Die Fremdheit aus Verwertungserfahrungen bei Pollesch ist dagegen eine Abstraktion, die das spezifische Irrealisierungs-Leid von glücklich aufgewachsenen Kulturproduzenten mit der Universalie ökonomischer Ausbeutung und Verwertung kurzschließt. Das ist aber nur auf der sehr allgemeinen Ebene möglich: Die Nichtgedecktheit des Zeichenreichtums ist eine Form des erzwungenen Verstummens, die mit der Irrealisierung und Enttäuschung von Verwertungserfahrungen vergleichbar ist. Der etwa Polleschs Stücke durchziehende Vergleich von Kulturarbeit mit Prostitution ist eine zwar dramatisch vertretbare Übertreibung, der reale Kern der Fremdheitserfahrungen, dessen, was nicht stimmt im falschen Leben, ist aber ein anderer.
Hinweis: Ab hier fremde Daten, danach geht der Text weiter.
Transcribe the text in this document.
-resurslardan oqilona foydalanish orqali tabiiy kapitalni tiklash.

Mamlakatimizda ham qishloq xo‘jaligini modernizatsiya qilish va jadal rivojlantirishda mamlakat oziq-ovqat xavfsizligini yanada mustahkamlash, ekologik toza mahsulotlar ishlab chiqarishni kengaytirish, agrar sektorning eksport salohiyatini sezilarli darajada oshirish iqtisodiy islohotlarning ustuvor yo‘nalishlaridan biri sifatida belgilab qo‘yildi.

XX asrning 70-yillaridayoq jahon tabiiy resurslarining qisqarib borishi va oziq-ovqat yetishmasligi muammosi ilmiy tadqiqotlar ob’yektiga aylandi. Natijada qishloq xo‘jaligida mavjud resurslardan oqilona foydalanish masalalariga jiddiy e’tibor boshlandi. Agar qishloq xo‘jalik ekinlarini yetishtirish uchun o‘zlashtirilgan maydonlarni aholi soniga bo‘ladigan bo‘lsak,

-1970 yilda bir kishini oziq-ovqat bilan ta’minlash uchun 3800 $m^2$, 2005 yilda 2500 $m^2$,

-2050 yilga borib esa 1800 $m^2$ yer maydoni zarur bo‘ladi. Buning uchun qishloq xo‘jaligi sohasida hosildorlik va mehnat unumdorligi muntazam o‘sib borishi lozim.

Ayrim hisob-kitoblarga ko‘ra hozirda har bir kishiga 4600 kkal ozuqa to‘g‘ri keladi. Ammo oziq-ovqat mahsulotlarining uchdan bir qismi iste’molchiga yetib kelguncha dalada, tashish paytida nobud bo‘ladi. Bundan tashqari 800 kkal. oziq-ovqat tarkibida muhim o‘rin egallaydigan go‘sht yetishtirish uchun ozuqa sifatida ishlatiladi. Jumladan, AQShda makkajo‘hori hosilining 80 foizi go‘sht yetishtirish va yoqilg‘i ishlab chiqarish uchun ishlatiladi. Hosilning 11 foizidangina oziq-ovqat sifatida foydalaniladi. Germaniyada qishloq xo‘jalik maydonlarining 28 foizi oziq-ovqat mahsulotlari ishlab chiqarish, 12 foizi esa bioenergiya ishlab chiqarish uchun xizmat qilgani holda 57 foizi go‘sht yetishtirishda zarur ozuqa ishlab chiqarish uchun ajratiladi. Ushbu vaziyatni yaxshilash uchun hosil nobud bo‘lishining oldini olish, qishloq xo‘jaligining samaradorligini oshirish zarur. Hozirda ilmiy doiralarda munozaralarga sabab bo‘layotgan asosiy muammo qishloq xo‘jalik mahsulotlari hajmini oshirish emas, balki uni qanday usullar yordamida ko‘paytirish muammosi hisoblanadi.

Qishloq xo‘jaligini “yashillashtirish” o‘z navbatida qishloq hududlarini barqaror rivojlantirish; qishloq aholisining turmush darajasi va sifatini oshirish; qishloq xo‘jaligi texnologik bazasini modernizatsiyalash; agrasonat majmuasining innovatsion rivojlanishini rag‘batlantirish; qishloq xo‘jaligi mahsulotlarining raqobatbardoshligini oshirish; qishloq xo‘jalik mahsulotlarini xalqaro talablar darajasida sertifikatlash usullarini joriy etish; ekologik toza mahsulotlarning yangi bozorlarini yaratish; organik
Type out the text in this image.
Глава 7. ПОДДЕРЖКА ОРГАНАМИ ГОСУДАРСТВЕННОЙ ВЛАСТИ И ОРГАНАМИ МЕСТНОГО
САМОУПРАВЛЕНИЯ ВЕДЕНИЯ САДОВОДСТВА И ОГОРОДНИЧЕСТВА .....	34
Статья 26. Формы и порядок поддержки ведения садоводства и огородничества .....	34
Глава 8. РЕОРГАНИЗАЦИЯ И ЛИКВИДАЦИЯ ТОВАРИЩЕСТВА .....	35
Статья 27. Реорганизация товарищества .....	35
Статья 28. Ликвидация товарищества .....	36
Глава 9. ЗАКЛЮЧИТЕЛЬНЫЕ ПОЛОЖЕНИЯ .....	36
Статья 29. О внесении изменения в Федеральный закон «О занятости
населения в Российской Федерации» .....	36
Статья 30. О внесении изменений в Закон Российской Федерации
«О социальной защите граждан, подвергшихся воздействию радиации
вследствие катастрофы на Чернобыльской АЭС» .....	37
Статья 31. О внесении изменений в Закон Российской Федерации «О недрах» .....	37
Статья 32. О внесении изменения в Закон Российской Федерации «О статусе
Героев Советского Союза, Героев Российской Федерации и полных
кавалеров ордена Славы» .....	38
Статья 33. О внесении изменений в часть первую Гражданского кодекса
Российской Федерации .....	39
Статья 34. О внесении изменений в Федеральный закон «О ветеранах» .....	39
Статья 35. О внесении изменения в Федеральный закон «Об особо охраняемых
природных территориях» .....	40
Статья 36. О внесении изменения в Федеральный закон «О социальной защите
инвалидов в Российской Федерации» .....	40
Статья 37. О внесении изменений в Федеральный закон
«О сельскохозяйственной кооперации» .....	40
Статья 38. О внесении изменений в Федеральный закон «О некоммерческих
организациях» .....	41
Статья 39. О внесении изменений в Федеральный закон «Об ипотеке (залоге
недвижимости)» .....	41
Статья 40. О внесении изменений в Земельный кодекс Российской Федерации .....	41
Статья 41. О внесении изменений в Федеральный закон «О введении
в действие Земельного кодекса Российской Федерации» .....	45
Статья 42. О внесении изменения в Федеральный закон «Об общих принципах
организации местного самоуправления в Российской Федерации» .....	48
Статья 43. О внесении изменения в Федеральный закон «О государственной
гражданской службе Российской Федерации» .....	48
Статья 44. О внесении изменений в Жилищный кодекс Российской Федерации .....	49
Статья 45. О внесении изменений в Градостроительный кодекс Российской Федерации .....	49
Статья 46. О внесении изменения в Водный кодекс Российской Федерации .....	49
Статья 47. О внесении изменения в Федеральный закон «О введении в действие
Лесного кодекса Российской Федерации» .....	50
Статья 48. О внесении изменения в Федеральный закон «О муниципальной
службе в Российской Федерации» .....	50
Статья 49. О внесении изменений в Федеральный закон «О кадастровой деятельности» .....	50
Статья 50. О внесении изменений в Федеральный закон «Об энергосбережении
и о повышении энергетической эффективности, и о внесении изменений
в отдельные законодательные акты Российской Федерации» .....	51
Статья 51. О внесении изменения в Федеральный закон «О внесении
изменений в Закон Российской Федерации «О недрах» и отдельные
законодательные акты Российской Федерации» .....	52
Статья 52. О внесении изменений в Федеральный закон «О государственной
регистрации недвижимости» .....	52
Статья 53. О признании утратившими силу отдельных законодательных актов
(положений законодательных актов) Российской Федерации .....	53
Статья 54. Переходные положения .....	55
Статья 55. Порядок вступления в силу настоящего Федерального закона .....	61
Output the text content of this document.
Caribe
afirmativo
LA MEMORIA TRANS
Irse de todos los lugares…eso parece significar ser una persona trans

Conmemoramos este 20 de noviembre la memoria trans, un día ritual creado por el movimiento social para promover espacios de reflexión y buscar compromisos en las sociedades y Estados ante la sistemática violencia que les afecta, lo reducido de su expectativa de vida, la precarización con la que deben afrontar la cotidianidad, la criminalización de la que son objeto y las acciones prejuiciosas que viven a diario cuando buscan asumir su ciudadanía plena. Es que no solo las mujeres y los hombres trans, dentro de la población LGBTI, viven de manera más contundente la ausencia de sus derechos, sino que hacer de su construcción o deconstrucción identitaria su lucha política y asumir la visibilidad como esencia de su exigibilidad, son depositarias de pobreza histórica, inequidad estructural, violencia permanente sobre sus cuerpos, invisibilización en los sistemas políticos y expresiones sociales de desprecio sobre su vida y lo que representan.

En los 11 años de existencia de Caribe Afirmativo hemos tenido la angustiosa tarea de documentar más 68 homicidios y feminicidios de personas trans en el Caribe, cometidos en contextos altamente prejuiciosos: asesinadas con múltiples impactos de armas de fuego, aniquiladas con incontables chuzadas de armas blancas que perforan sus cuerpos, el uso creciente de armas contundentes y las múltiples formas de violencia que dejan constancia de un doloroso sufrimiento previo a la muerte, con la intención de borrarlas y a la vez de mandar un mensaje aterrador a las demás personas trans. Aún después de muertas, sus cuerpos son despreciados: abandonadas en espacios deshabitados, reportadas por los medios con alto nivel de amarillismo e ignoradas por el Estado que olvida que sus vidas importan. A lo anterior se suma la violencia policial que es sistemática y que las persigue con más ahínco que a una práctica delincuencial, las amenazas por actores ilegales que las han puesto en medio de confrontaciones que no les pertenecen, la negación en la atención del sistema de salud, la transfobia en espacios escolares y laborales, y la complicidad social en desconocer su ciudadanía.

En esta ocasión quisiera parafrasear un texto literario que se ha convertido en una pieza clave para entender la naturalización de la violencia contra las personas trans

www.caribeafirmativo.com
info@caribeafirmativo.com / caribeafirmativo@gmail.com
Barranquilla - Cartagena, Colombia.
Er verweist eher auf ein demokratiepolitisches als ein kultur-ökonomisches Problem: auf die politische Abgekoppeltheit kultureller Zeichenproduktion, insbesondere derer, die aus den subkulturellen und avantgardistischen Milieus kommen, wo der Zeichenreichtum am größten und die Vokabulare am verwickeltsten sind, während ihre Übersetzbarkeit stetig abnimmt.
Statt die Angst davor, den Zeichenüberschuss zu verwerten und in die gesellschaftliche Fantasy-Produktion von Werbung und Kulturindustrie einspeisen zu lassen, in den Vordergund zu stellen, sollte man vielleicht aber eher darüber nachdenken, wie Kunst in die Nähe des politischen Signifikats kommt. Das heißt nicht einfach, Ökonomiekritik durch Demokratie- und Öffentlichkeitsaffirmation zu ersetzen, sondern jene auf die Füße dieser zu stellen und die realen Möglichkeiten von Öffentlichkeit nicht am Kinderglück zu messen.